Features such as leaks or blockages in a fluid system create a discontinuity that produces a reflected wave [47]. Digital signal processing gives a powerful tool for analysing the signals collected from the field by using appropriate processes to select the desirable parameters. Cross-correlation and Cepstrum Analysis are two example approaches to analyse the collected signals. The former measures similarity of two signals and it is commonly used to find the time lag between the signals [27, 39]; hence, it can identify any spikes on the measurements despite its accuracy limitations. Most studies were implemented to compare the two signals at the same point between two systems, for example with/without leak. The second approach, Cepstrum Analysis, involves the Fourier transform of the logarithm of the Fourier Transform [47, 48] and it is used in water-hammer phenomena to avoid the dispersion of the wave [47], which is an obstacle when applying this technique in the field. The power of these tools as techniques for analysing the collected signals is obvious [49].
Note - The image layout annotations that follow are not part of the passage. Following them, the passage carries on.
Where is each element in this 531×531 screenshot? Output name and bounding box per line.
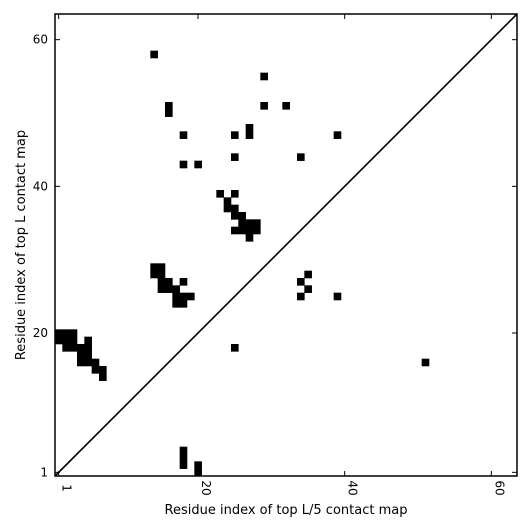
y-tick-label: 1 [40, 465, 48, 479]
contact-cell [77, 358, 85, 367]
contact-cell [165, 285, 173, 293]
contact-cell [231, 212, 239, 220]
x-tick-label: 40 [346, 480, 360, 495]
contact-cell [216, 190, 224, 198]
contact-cell [297, 153, 305, 161]
contact-cell [231, 204, 239, 213]
contact-cell [231, 131, 239, 139]
contact-cell [179, 131, 188, 139]
y-axis-label: Residue index of top L contact map [14, 130, 29, 360]
y-tick-label: 40 [33, 179, 48, 193]
contact-cell [421, 358, 430, 367]
contact-cell [253, 219, 261, 227]
contact-cell [69, 344, 78, 352]
contact-cell [172, 292, 180, 301]
contact-cell [238, 219, 246, 227]
contact-cell [260, 72, 268, 81]
contact-cells [55, 50, 430, 477]
contact-cell [245, 124, 254, 132]
contact-cell [150, 50, 158, 59]
contact-cell [333, 131, 342, 139]
contact-cell [223, 197, 232, 205]
contact-cell [245, 131, 254, 139]
contact-cell [223, 204, 232, 213]
contact-cell [157, 263, 166, 271]
contact-cell [194, 160, 202, 169]
contact-cell [187, 292, 195, 301]
contact-cell [157, 270, 166, 279]
contact-cell [333, 292, 342, 301]
axis-ticks: 1 20 40 60 1 20 40 60 [33, 14, 517, 496]
contact-cell [91, 358, 100, 367]
contact-cell [69, 329, 78, 337]
contact-cell [231, 153, 239, 161]
contact-cell [150, 263, 158, 271]
contact-cell [304, 270, 312, 279]
x-tick-label: 60 [492, 480, 506, 495]
contact-cell [179, 278, 188, 286]
contact-cell [150, 270, 158, 279]
contact-cell [77, 344, 85, 352]
contact-cell [179, 461, 188, 469]
contact-cell [245, 234, 254, 242]
contact-cell [62, 336, 70, 345]
contact-cell [91, 366, 100, 374]
contact-cell [231, 226, 239, 235]
x-tick-label: 20 [199, 480, 213, 495]
contact-cell [179, 300, 188, 308]
contact-cell [55, 336, 63, 345]
contact-cell [157, 278, 166, 286]
diagonal-line [54, 13, 518, 477]
x-axis-label: Residue index of top L/5 contact map [165, 503, 408, 518]
contact-cell [231, 344, 239, 352]
contact-cell [245, 226, 254, 235]
contact-cell [84, 336, 92, 345]
contact-cell [238, 226, 246, 235]
contact-cell [231, 190, 239, 198]
y-tick-label: 60 [33, 33, 48, 47]
contact-cell [194, 461, 202, 469]
contact-cell [179, 160, 188, 169]
contact-cell [157, 285, 166, 293]
contact-cell [77, 351, 85, 359]
contact-cell [282, 102, 290, 110]
contact-cell [297, 278, 305, 286]
contact-cell [165, 102, 173, 110]
contact-cell [304, 285, 312, 293]
contact-cell [69, 336, 78, 345]
contact-cell [172, 300, 180, 308]
x-tick-label: 1 [60, 484, 74, 492]
contact-cell [179, 454, 188, 462]
contact-cell [297, 292, 305, 301]
contact-cell [260, 102, 268, 110]
contact-cell [179, 446, 188, 455]
contact-cell [62, 344, 70, 352]
contact-cell [84, 358, 92, 367]
contact-cell [62, 329, 70, 337]
contact-cell [179, 292, 188, 301]
contact-cell [99, 366, 107, 374]
contact-cell [165, 278, 173, 286]
contact-cell [84, 344, 92, 352]
contact-cell [99, 373, 107, 381]
plot-frame [54, 13, 518, 477]
contact-cell [253, 226, 261, 235]
contact-cell [238, 212, 246, 220]
contact-cell [165, 109, 173, 117]
contact-cell [172, 285, 180, 293]
contact-cell [84, 351, 92, 359]
y-tick-label: 20 [33, 326, 48, 340]
contact-cell [245, 219, 254, 227]
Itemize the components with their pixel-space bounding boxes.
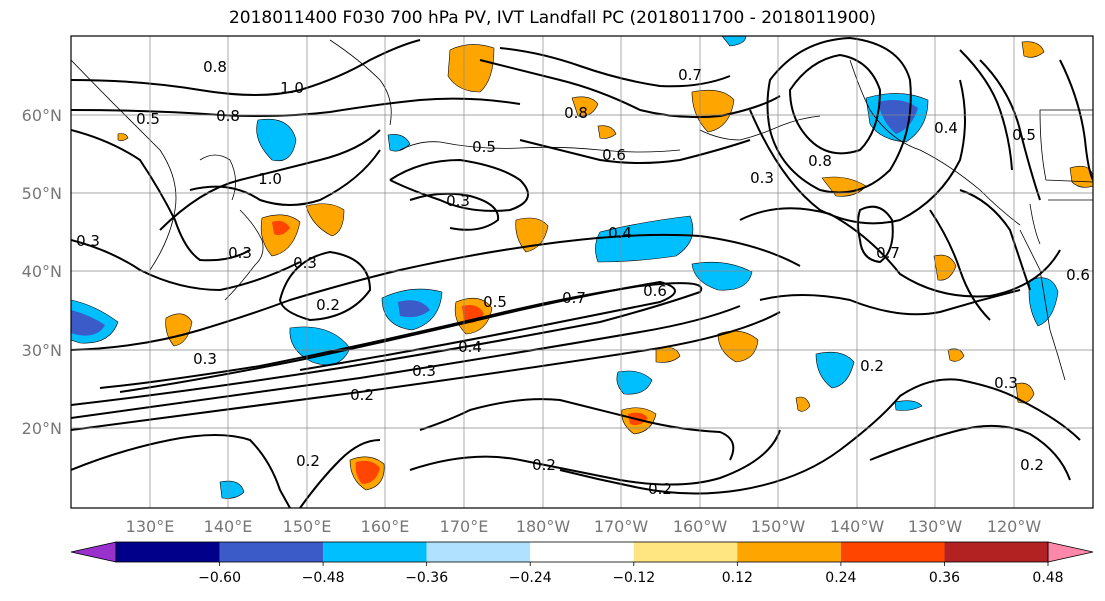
lon-label: 170°W [594, 517, 649, 536]
colorbar-tick-label: 0.12 [722, 570, 753, 586]
contour-label: 0.7 [678, 66, 702, 84]
lon-label: 150°W [751, 517, 806, 536]
contour-label: 0.7 [562, 289, 586, 307]
contour-label: 0.8 [203, 58, 227, 76]
colorbar-extend-min [70, 541, 117, 563]
colorbar-segment [737, 542, 841, 562]
lon-label: 150°E [283, 517, 332, 536]
colorbar-tick-label: 0.48 [1032, 570, 1063, 586]
contour-label: 0.3 [76, 232, 100, 250]
contour-label: 0.2 [296, 452, 320, 470]
map-frame [70, 35, 1094, 509]
colorbar-segment [530, 542, 634, 562]
contour-label: 0.3 [193, 350, 217, 368]
contour-label: 0.3 [750, 169, 774, 187]
lat-label: 20°N [22, 419, 62, 438]
latitude-labels: 60°N 50°N 40°N 30°N 20°N [22, 106, 62, 438]
lon-label: 180°W [516, 517, 571, 536]
longitude-labels: 130°E 140°E 150°E 160°E 170°E 180°W 170°… [126, 517, 1042, 536]
colorbar-segment [426, 542, 531, 562]
contour-label: 0.8 [216, 107, 240, 125]
contour-label: 0.2 [648, 480, 672, 498]
contour-label: 0.5 [472, 138, 496, 156]
lat-label: 60°N [22, 106, 62, 125]
colorbar-tick-label: −0.36 [405, 570, 448, 586]
contour-label: 0.4 [458, 338, 482, 356]
contour-label: 0.5 [483, 293, 507, 311]
lon-label: 130°W [908, 517, 963, 536]
lon-label: 170°E [440, 517, 489, 536]
contour-label: 0.8 [564, 104, 588, 122]
contour-label: 1.0 [258, 170, 282, 188]
lat-label: 30°N [22, 341, 62, 360]
contour-label: 0.4 [934, 119, 958, 137]
contour-label: 0.3 [446, 192, 470, 210]
contour-label: 0.5 [136, 110, 160, 128]
colorbar-tick-label: −0.48 [302, 570, 345, 586]
lon-label: 140°W [830, 517, 885, 536]
contour-label: 0.2 [532, 456, 556, 474]
colorbar-segment [633, 542, 738, 562]
lon-label: 140°E [204, 517, 253, 536]
colorbar-segment [944, 542, 1048, 562]
contour-label: 1.0 [280, 79, 304, 97]
colorbar-segment [219, 542, 324, 562]
colorbar-tick-label: 0.24 [825, 570, 856, 586]
contour-label: 0.4 [608, 224, 632, 242]
lon-label: 160°E [361, 517, 410, 536]
graticule [71, 36, 1093, 508]
map-title: 2018011400 F030 700 hPa PV, IVT Landfall… [228, 8, 876, 28]
contour-label: 0.3 [994, 374, 1018, 392]
lat-label: 50°N [22, 184, 62, 203]
contour-label: 0.2 [350, 386, 374, 404]
colorbar-tick-label: −0.24 [509, 570, 552, 586]
contour-label: 0.2 [316, 296, 340, 314]
lon-label: 120°W [987, 517, 1042, 536]
contour-label: 0.6 [602, 146, 626, 164]
colorbar-segment [840, 542, 945, 562]
contour-label: 0.6 [1066, 266, 1090, 284]
colorbar-tick-label: 0.36 [929, 570, 960, 586]
colorbar-tick-label: −0.60 [198, 570, 241, 586]
contour-label: 0.2 [860, 357, 884, 375]
contour-label: 0.6 [643, 282, 667, 300]
lon-label: 160°W [673, 517, 728, 536]
colorbar: −0.60 −0.48 −0.36 −0.24 −0.12 0.12 0.24 0.36 0.4… [70, 541, 1094, 586]
contour-label: 0.8 [808, 152, 832, 170]
contour-label: 0.3 [412, 362, 436, 380]
contour-label: 0.3 [293, 254, 317, 272]
contour-labels: 0.8 1.0 0.8 0.5 1.0 0.3 0.3 0.3 0.2 0.3 … [76, 58, 1090, 498]
contour-label: 0.2 [1020, 456, 1044, 474]
colorbar-extend-max [1047, 541, 1094, 563]
contour-label: 0.3 [228, 244, 252, 262]
lon-label: 130°E [126, 517, 175, 536]
colorbar-tick-label: −0.12 [612, 570, 655, 586]
lat-label: 40°N [22, 262, 62, 281]
contour-label: 0.7 [876, 244, 900, 262]
colorbar-segment [323, 542, 427, 562]
negative-pv-shading [71, 36, 1059, 499]
positive-pv-shading [117, 41, 1093, 491]
colorbar-outline [115, 541, 1049, 563]
contour-label: 0.5 [1012, 126, 1036, 144]
colorbar-segment [116, 542, 220, 562]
On the other hand, signal noise or uncertainties represent a major factor that limits the signal processing technique [2]. The noise sources are the transducers, data acquisition system and the hydraulic conditions. This noise can be monitored for a reasonable time period to account for each value or variation in reading when collecting data. So, applying the signal processing in combination with good error analysis can greatly improve the accuracy of this leak detection technique. One such realistic method is wavelet transform (WT) [19, 50, 51]. This method employs time or frequency scale transforms for de-noising, compression and extraction of the signal. Both the rapid and gradual signal deviations can be monitored by WT when measuring the hydraulic variables.